С полатей, как привидение, свисла седая голова древнего старика, бельма его глаз светились красным в отсвете печи.
— Православные! — шелестел слабый, исступленный голос. — Воры вьют нашу землю, как хотят. Правят неправо. Неправо-о! Волки хитят овчее стадо! Слепой, а я вижу! Вижу-у! Знаю! Мне виденье было… Еще молодым стрельцом стоял я в стороже у царского Верха на самый светлый Великий праздник. Заутреню в Успенском поют, колокола благовестят. И слышу я крик! Ужастный! С неба! И по облакам скачет колесница огненная, прямо на Кремль лях коней гонит, кричит дурным голосом. Во-от так оно потом и вышло. В Лихолетье-то, ага!.
— Тихон, Ульяш! — негромко сказал Кирила Васильич. — Собирайте кису, пойдем, ляжем на лавку. Уснем! И до утра не переслушаешь. Робок народ! Боятся! Забыли, должно, как мы эту нечисть после Лихолетья выкинули! А и в вере они не тверды потому. Бродят семо и овамо![32]

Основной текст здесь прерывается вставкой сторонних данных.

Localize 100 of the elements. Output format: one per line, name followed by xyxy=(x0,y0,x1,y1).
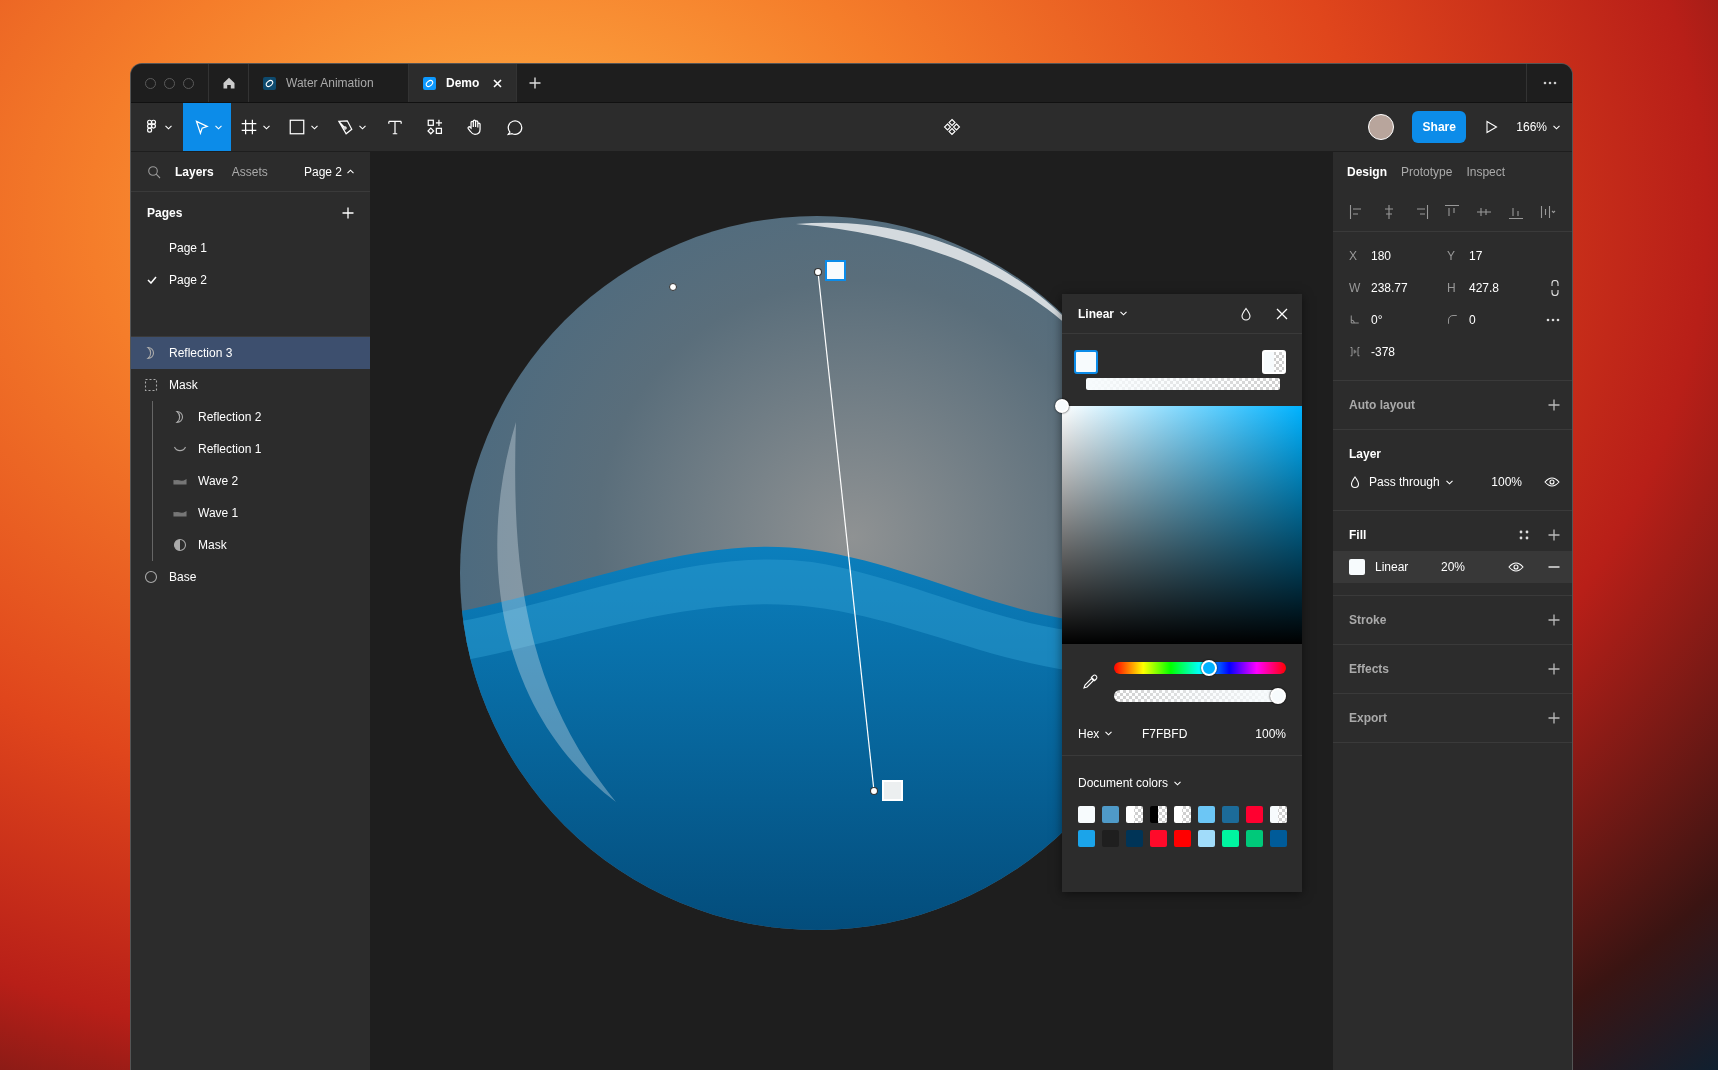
opacity-slider[interactable] xyxy=(1114,690,1286,702)
gradient-track[interactable] xyxy=(1086,378,1280,390)
caret-icon xyxy=(1553,124,1560,130)
user-avatar[interactable] xyxy=(1368,114,1395,140)
layer-row[interactable]: Reflection 2 xyxy=(153,401,370,433)
styles-icon[interactable] xyxy=(1518,529,1530,541)
gradient-start-point[interactable] xyxy=(813,267,823,277)
section-title: Export xyxy=(1349,711,1387,725)
share-button[interactable]: Share xyxy=(1412,111,1467,143)
add-icon[interactable] xyxy=(1548,529,1560,541)
add-page-icon[interactable] xyxy=(342,207,354,219)
document-colors-dropdown[interactable]: Document colors xyxy=(1078,776,1182,790)
property-field[interactable]: -378 xyxy=(1349,344,1447,360)
fill-type-dropdown[interactable]: Linear xyxy=(1078,306,1127,321)
more-icon[interactable] xyxy=(1542,81,1557,85)
color-swatch[interactable] xyxy=(1078,830,1095,847)
property-field[interactable]: Y 17 xyxy=(1447,249,1545,263)
add-icon[interactable] xyxy=(1548,663,1560,675)
opacity-thumb[interactable] xyxy=(1270,688,1286,704)
saturation-field[interactable] xyxy=(1062,406,1302,644)
panel-tab[interactable]: Inspect xyxy=(1462,165,1510,179)
add-icon[interactable] xyxy=(1548,712,1560,724)
eye-icon[interactable] xyxy=(1508,561,1524,573)
property-field[interactable]: 0 xyxy=(1447,312,1545,328)
layer-row[interactable]: Wave 1 xyxy=(153,497,370,529)
zoom-dropdown[interactable]: 166% xyxy=(1516,120,1560,134)
fill-row[interactable]: Linear 20% xyxy=(1333,551,1572,583)
color-swatch[interactable] xyxy=(1222,830,1239,847)
eyedropper-icon[interactable] xyxy=(1082,674,1098,690)
gradient-end-handle[interactable] xyxy=(882,780,903,801)
color-swatch[interactable] xyxy=(1174,830,1191,847)
color-swatch[interactable] xyxy=(1150,806,1167,823)
play-icon[interactable] xyxy=(1484,120,1499,134)
anchor-point[interactable] xyxy=(669,283,677,291)
dashed-frame-icon xyxy=(143,377,159,393)
close-icon[interactable] xyxy=(1276,307,1288,320)
fill-type[interactable]: Linear xyxy=(1375,560,1431,574)
constrain-proportions-icon[interactable] xyxy=(1550,280,1560,296)
layer-row[interactable]: Reflection 1 xyxy=(153,433,370,465)
color-swatch[interactable] xyxy=(1246,830,1263,847)
hue-slider[interactable] xyxy=(1114,662,1286,674)
fill-swatch[interactable] xyxy=(1349,559,1365,575)
color-swatch[interactable] xyxy=(1126,830,1143,847)
panel-tab[interactable]: Layers xyxy=(171,164,218,179)
color-swatch[interactable] xyxy=(1198,806,1215,823)
distribute-icon[interactable] xyxy=(1539,203,1556,220)
component-icon[interactable] xyxy=(942,118,961,136)
layer-row[interactable]: Wave 2 xyxy=(153,465,370,497)
panel-tab[interactable]: Assets xyxy=(227,164,272,179)
blend-mode-dropdown[interactable]: Pass through xyxy=(1369,475,1453,489)
fill-opacity[interactable]: 20% xyxy=(1441,560,1466,574)
color-swatch[interactable] xyxy=(1270,806,1287,823)
color-picker-handle[interactable] xyxy=(1055,399,1069,413)
layer-row[interactable]: Mask xyxy=(131,369,370,401)
file-icon xyxy=(423,76,436,90)
panel-tab[interactable]: Prototype xyxy=(1397,165,1457,179)
color-swatch[interactable] xyxy=(1102,806,1119,823)
color-stop[interactable] xyxy=(1074,350,1098,374)
color-swatch[interactable] xyxy=(1270,830,1287,847)
more-icon[interactable] xyxy=(1546,318,1560,322)
section-title: Effects xyxy=(1349,662,1389,676)
property-field[interactable]: X 180 xyxy=(1349,249,1447,263)
opacity-value[interactable]: 100% xyxy=(1255,726,1286,741)
layer-row[interactable]: Mask xyxy=(153,529,370,561)
circle-icon xyxy=(143,569,159,585)
property-field[interactable]: W 238.77 xyxy=(1349,281,1447,295)
color-format-dropdown[interactable]: Hex xyxy=(1078,726,1142,741)
color-swatch[interactable] xyxy=(1246,806,1263,823)
plus-icon[interactable] xyxy=(529,77,541,89)
section-title: Pages xyxy=(147,206,183,220)
hue-thumb[interactable] xyxy=(1200,660,1217,676)
search-icon[interactable] xyxy=(147,164,161,179)
add-icon[interactable] xyxy=(1548,399,1560,411)
section-title: Fill xyxy=(1349,528,1367,542)
layer-row[interactable]: Reflection 3 xyxy=(131,337,370,369)
eye-icon[interactable] xyxy=(1544,476,1560,488)
gradient-start-handle[interactable] xyxy=(825,260,846,281)
color-swatch[interactable] xyxy=(1126,806,1143,823)
opacity-value[interactable]: 100% xyxy=(1491,475,1522,489)
color-swatch[interactable] xyxy=(1198,830,1215,847)
close-icon[interactable] xyxy=(493,78,502,88)
pen-icon xyxy=(336,118,354,136)
file-icon xyxy=(263,76,276,90)
add-icon[interactable] xyxy=(1548,614,1560,626)
property-field[interactable]: 0° xyxy=(1349,312,1447,328)
panel-tab[interactable]: Design xyxy=(1343,165,1391,179)
layer-row[interactable]: Base xyxy=(131,561,370,593)
color-swatch[interactable] xyxy=(1150,830,1167,847)
gradient-end-point[interactable] xyxy=(869,786,879,796)
hex-value[interactable]: F7FBFD xyxy=(1142,726,1188,741)
page-item[interactable]: Page 2 xyxy=(131,264,370,296)
page-item[interactable]: Page 1 xyxy=(131,232,370,264)
frame-icon xyxy=(240,118,258,136)
color-swatch[interactable] xyxy=(1078,806,1095,823)
droplet-icon[interactable] xyxy=(1240,306,1252,321)
color-swatch[interactable] xyxy=(1174,806,1191,823)
file-tab[interactable]: Demo xyxy=(409,64,517,102)
page-dropdown[interactable]: Page 2 xyxy=(303,164,354,179)
property-field[interactable]: H 427.8 xyxy=(1447,281,1545,295)
color-swatch[interactable] xyxy=(1222,806,1239,823)
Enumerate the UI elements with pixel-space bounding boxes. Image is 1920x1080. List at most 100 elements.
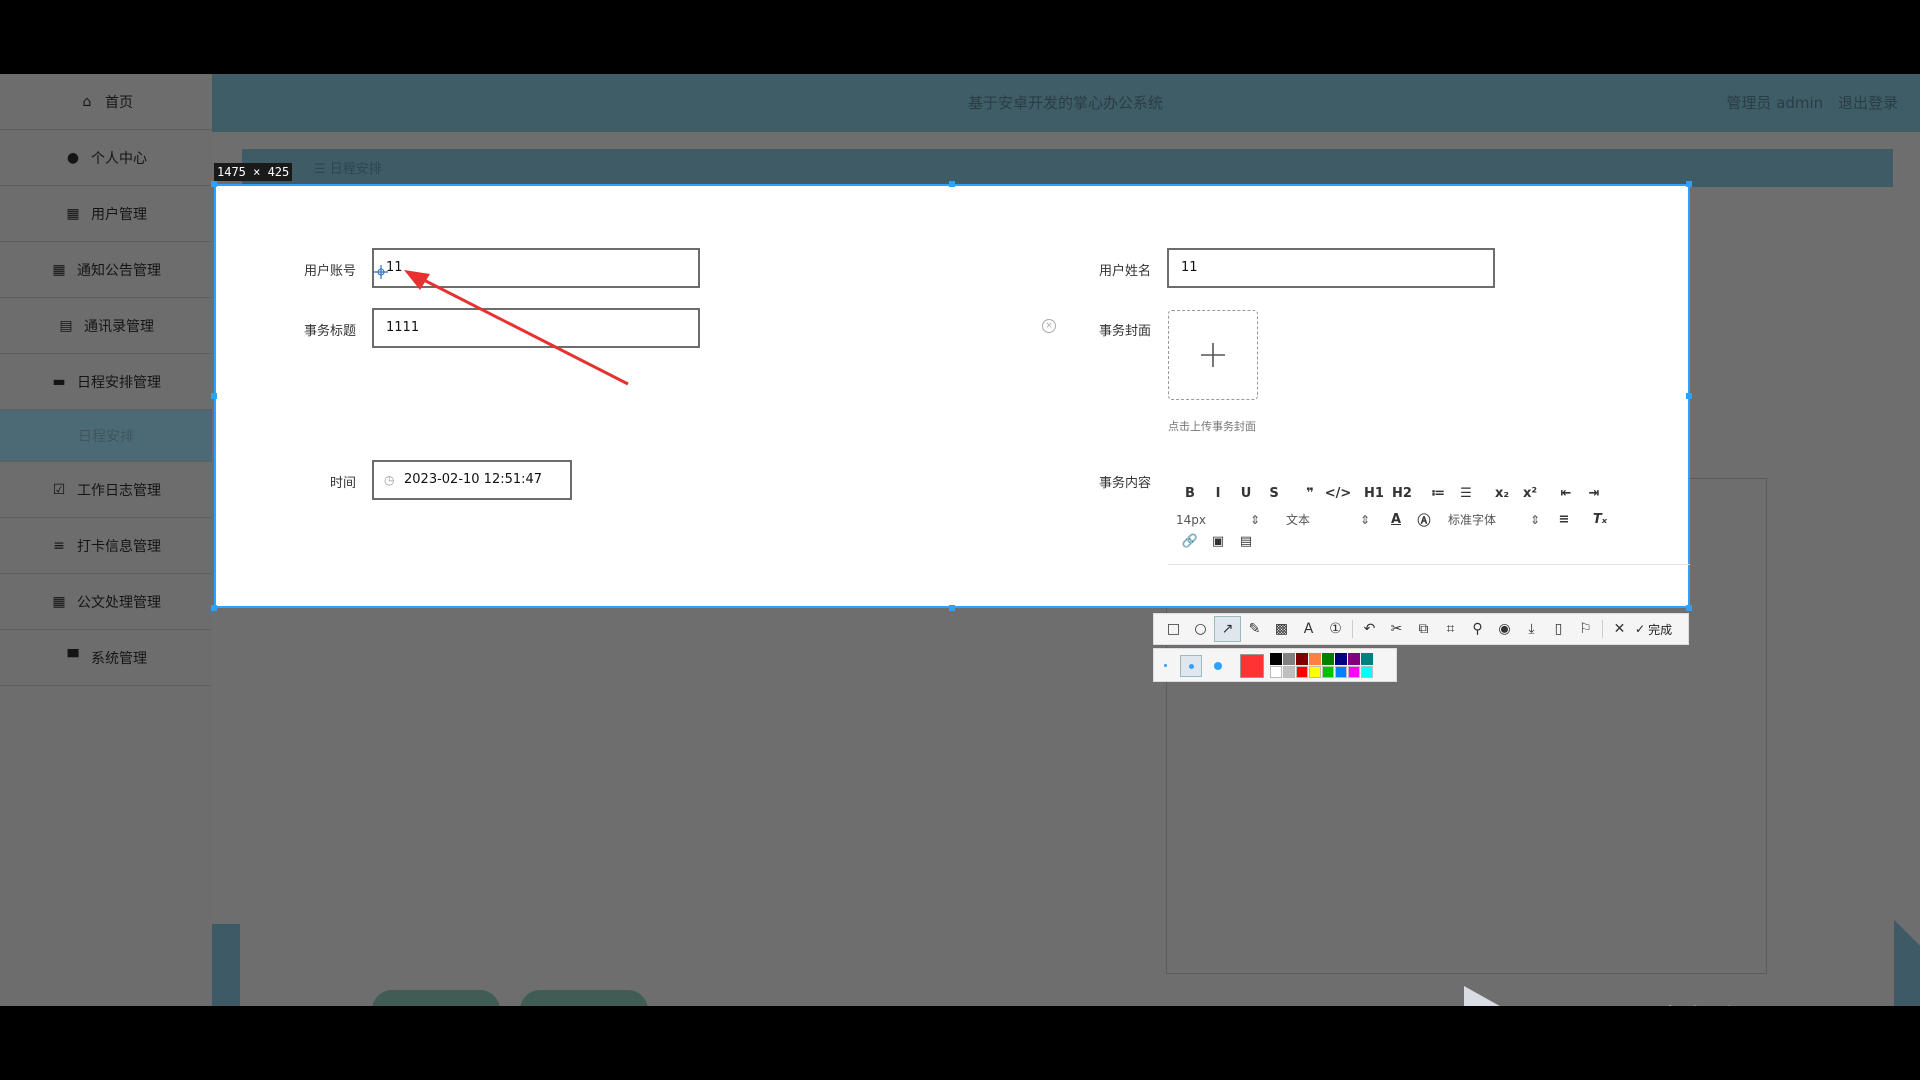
arrow-tool-icon[interactable]: ↗: [1214, 616, 1241, 642]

— Дело, дело, — присоединился к ним и патриарший человек. — Спать надо! Вы на какой лавке-то? Ну и я рядком-ладком!
Сев на лавку, он стащил с себя сапоги, аккуратно свернул подвертки.
— Ноги-то, хе-хе, стонут, ну а разуешься — отойдут. А назавтра опять то же. Устанем, да отдохнем, — тем и живем. Давайте ночь-то делить — кому больше достанется! Хе-хе-хе!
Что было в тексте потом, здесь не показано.